Sunday, May 24, 2009

Stand up

Yesterday morning Mr. Commentbox and I decided to go to the Sydney Writers' Festival.

You may remember last year's post about the Festival, and I must say that my experience this year was quite different. Last year everyone seemed so fascinating, while this year everyone seemed somewhat pretentious. Perhaps my view of writing has changed since last year, perhaps it's changed because I've been blogging for a whole year. Blogging has stopped me from thinking of writing as something mysterious that's done only by a few precious artists who have a godlike gift. I now think of writing as something that has the power to make me and other people happy. Yes! Happy! Why spend time reading and writing if it isn't fun??!! Something is well written if it has the power to make the reader forget his/her reality and experience something different and enjoyable. Nothing annoys me more than being told that a book is a great read...but badly written. Impossible.

So the one session which Mr C and I attended was perfectly chosen for my new frame of mind - "Will the Real Writer Please Stand Up?" It was medicine for my soul.

Imagine these four characters sitting in front of a packed room of people of all backgrounds and ages: Sarah Blasko, Miles Merrill, Emmanuel Jal and Chris Bray.

Are they all writers? You betcha!!

I wished that all of you, my fellow bloggers, could have attended this session. I thought of you as I sat and listened to these young writers take words and twist them into unique shapes...... because it's what you and I do each and every day. Yes, it is!

Each of these word-artists performed a little bit for us, and then they talked very casually (not one smidgen of pretentious arty-fart to be heard). At the end of the hour Sarah Blasko and Emmanuel Jal recited/sang a poem/song together, and you would have love it.

Even though you couldn't be with me yesterday I shall show you a bit of what it was like. Firstly, here is Ms Blasko with her latest poem/song:

And here is Mr Jal with his song "Emma" (Emma was the British aid worker who rescued him from Sudan) which he sang for us yesterday - we all stood up and danced along with the words and music.


Michelle said...

I listened to Emmanuel Jal on the local radio this morning. What an amazing young man.
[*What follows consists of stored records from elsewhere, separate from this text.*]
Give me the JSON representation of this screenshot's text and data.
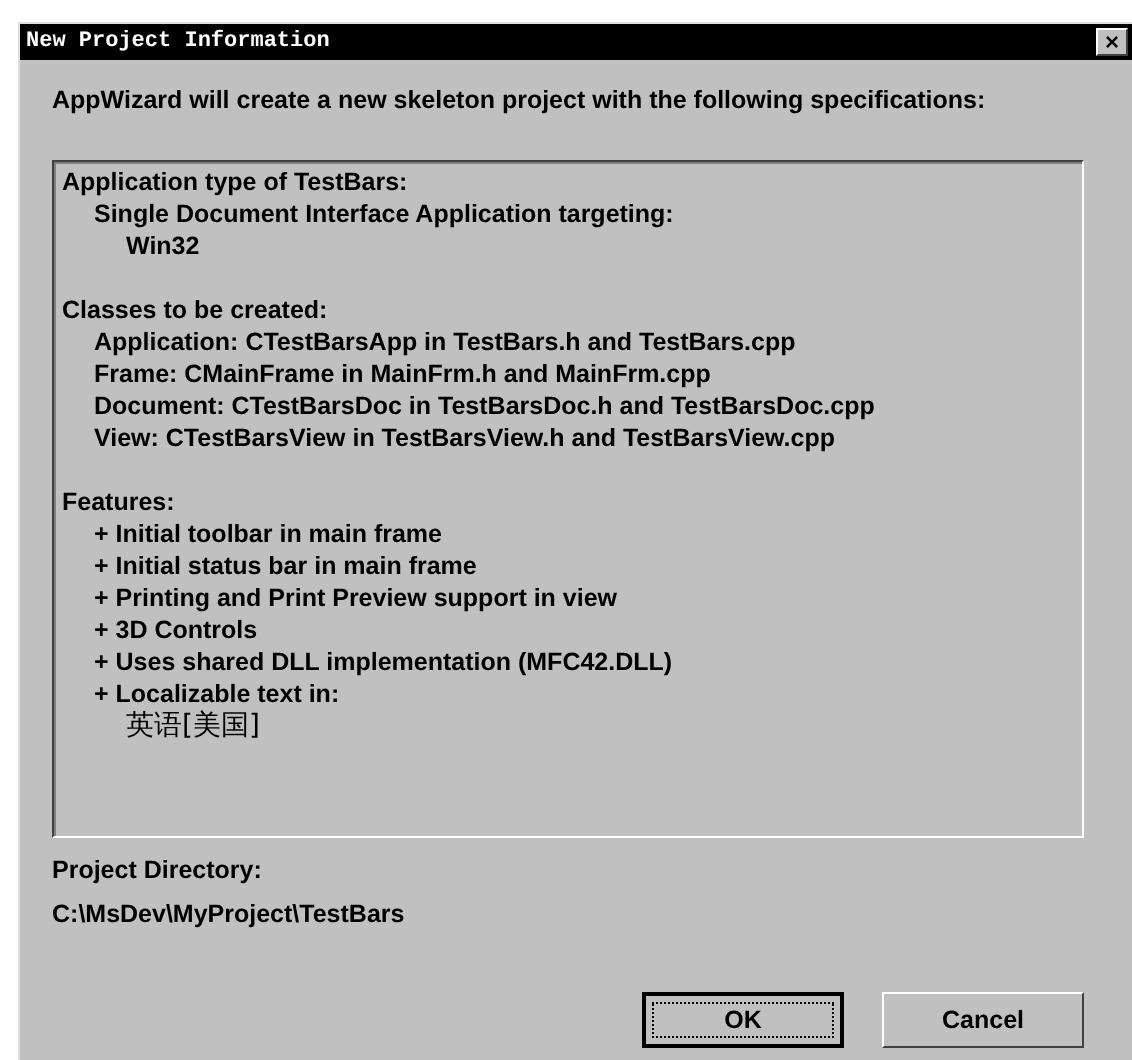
{
  "window": {
    "title": "New Project Information",
    "close": "×"
  },
  "intro": "AppWizard will create a new skeleton project with the following specifications:",
  "specifications": [
    {
      "heading": "Application type of TestBars:",
      "items": [
        {
          "text": "Single Document Interface Application targeting:",
          "children": [
            {
              "text": "Win32"
            }
          ]
        }
      ]
    },
    {
      "heading": "Classes to be created:",
      "items": [
        {
          "text": "Application: CTestBarsApp in TestBars.h and TestBars.cpp"
        },
        {
          "text": "Frame: CMainFrame in MainFrm.h and MainFrm.cpp"
        },
        {
          "text": "Document: CTestBarsDoc in TestBarsDoc.h and TestBarsDoc.cpp"
        },
        {
          "text": "View: CTestBarsView in TestBarsView.h and TestBarsView.cpp"
        }
      ]
    },
    {
      "heading": "Features:",
      "items": [
        {
          "text": "+ Initial toolbar in main frame"
        },
        {
          "text": "+ Initial status bar in main frame"
        },
        {
          "text": "+ Printing and Print Preview support in view"
        },
        {
          "text": "+ 3D Controls"
        },
        {
          "text": "+ Uses shared DLL implementation (MFC42.DLL)"
        },
        {
          "text": "+ Localizable text in:",
          "children": [
            {
              "text": "英语[美国]"
            }
          ]
        }
      ]
    }
  ],
  "project_directory": {
    "label": "Project Directory:",
    "value": "C:\\MsDev\\MyProject\\TestBars"
  },
  "buttons": [
    {
      "label": "OK",
      "default": true
    },
    {
      "label": "Cancel",
      "default": false
    }
  ]
}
He spoke about Emma and the desperation and I just wept.

Julia said...

I'm so glad you feel that way about writing now! I was just talking about blogging to a communications guy here, and he was moaning about how he thought facebooking and twittering and blogging were leading to a generation of shoddy writers. I politely but firmly told him I absolutely disagreed.

I asked him to think about digital photography and what's happened in that field. Digital cameras have taken over the market now, and anyone with a digital camera can afford to practice as much as they like. The result? Taking beautiful pictures isn't limited to the professional or the ultra-serious amateur any more.

Blogging also gives us much more practice (and feedback) than almost any other non-professional style of writing that I can think of. I'd guess that most of us are better writers now than when we first started our blogs, way back when.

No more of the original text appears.